Autoencoders are effective deep learning models that can function as generative models and learn latent representations for downstream tasks. The use of graph autoencoders - with both encoder and decoder implemented as message passing networks - is intriguing due to their ability to generate permutation-invariant graph representations. However, this approach faces difficulties because decoding a graph structure from a single vector is challenging, and comparing input and output graphs requires an effective permutation-invariant similarity measure. As a result, many studies rely on approximate methods. In this work, we explore the effect of graph matching precision on the training behavior and generation capabilities of a Variational Autoencoder (VAE). Our contribution is two-fold: (1) we propose a transformer-based message passing graph decoder as an alternative to a graph neural network decoder, that is more robust and expressive by leveraging global attention mechanisms. (2) We show that the precision of graph matching has significant impact on training behavior and is essential for effective de novo (molecular) graph generation.

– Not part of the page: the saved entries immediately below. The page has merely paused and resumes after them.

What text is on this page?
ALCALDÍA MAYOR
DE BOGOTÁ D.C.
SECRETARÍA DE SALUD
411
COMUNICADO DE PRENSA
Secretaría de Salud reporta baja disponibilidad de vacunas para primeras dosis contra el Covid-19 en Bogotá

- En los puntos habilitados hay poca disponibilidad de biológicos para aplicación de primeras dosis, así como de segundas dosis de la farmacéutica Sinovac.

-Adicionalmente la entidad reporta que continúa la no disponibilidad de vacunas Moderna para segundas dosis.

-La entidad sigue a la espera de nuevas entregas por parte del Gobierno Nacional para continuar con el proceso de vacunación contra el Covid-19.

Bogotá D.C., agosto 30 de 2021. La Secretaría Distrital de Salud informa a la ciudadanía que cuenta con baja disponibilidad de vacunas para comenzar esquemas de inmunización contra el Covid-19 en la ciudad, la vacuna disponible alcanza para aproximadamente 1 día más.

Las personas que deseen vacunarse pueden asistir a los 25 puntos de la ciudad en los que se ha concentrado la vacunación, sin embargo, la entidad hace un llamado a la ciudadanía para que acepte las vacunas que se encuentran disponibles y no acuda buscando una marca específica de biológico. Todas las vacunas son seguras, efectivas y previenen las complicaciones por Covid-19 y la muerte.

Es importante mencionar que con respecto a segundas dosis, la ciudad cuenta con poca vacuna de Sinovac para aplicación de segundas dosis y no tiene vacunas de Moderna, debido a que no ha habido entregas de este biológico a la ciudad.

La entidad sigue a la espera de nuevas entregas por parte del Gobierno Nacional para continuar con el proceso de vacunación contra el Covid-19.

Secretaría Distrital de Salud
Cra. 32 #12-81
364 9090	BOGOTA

Code is available at https://github.com/mcunow/graph-matching

Paper Structure

This paper contains 22 sections, 4 equations, 3 figures, 1 table.

Figures (3)

  • Figure 1: Schematic overview of our molecular representation. (a) Example molecule: methyl isocyanate. (b) Molecules are represented as fully-connected graph, where atoms, bonds and the absence of bonds between atoms are represented as nodes. Dotted lines indicate the introduction of edges for non-existing molecular bonds. (c) Our internal feature representation matrix $X$, where the first column represents the type of the node (i.e., atom or bond). The remaining columns encode either the atom type (C, H, O, N, F) or the bond type (no bond, single, aromatic, double, triple). Source: grossmanndiscriminator.
  • Figure 2: Permutation-invariant graph matching loss for graph autoencoders. The approach consists of two steps: (1) Compute the best alignment between the input graph $G$ and the reconstructed probabilistic graph $\hat{G}$ by finding the optimal permutation with respect to a given (not necessarily differentiable) distance measure $d$. (2) Use the optimal permutation from the first step to compute the reconstruction loss $L_{rec}$ and backpropagate gradients, as indicated by the purple arrow.
  • Figure 3: Comparison of training behavior and generation capabilities, evaluated by graph matching quality. A baseline is also included, using no matching at all, a simple graph statistics loss and a GNN-based loss.